A file photo of Jean-Marie Le Pen, the founder of the French far-right National Front party (by AFP)

A court in France has upheld an earlier guilty verdict against the father of the country’s far-right presidential candidate for his racist remarks against the Roma minority in 2013.

An appeals court in the southern city of Aix-en-Provence reaffirmed on Monday the sentence against the 88-year-old founder of the ultra-right National Front (FN) party, Jean-Marie Le Pen, finding him guilty of inciting hatred against the Roma community by describing them as “irritating" and “smelly” at a press conference in Nice in 2013.

The court ordered him to pay a fine of 5,000 euros.

He was the runner-up in the country’s 2002 presidential election. In recent years, however, Le Pen has had a high-profile falling out with his daughter, Marine, after she took over the leadership of the FN and sought to purge the party of its more radical elements. Even so, her party line remains one of the most extremist ones in Europe.

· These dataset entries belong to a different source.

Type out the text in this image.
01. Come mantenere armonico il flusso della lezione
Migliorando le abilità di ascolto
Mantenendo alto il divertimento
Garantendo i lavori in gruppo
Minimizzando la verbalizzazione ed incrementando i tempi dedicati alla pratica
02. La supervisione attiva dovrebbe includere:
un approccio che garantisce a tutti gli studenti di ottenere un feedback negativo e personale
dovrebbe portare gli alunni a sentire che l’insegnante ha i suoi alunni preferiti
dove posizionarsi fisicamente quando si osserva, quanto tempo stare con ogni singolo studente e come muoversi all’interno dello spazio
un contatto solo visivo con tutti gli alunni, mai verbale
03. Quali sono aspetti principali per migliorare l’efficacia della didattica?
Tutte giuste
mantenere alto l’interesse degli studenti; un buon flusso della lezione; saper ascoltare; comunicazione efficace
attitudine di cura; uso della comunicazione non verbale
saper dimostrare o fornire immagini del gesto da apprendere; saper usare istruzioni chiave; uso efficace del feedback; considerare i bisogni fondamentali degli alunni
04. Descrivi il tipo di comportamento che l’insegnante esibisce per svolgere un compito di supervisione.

French far-right Front National (FN) party candidate for the presidential election Marine Le Pen waves as she arrives to speak during a campaign rally in Saint-Herblain, February 26, 2017. (Photo by AFP)

Currently, Marine Le Pen is predicted to do well in the first round of France’s presidential election on April 23. She is, however, expected to lose the May 7 runoff to either centrist Emmanuel Macron or conservative Francois Fillon.

The elder Le Pen’s Monday conviction was his ninth for similar offenses. He has been defiant in the face of court verdicts in the past, refusing to apologize.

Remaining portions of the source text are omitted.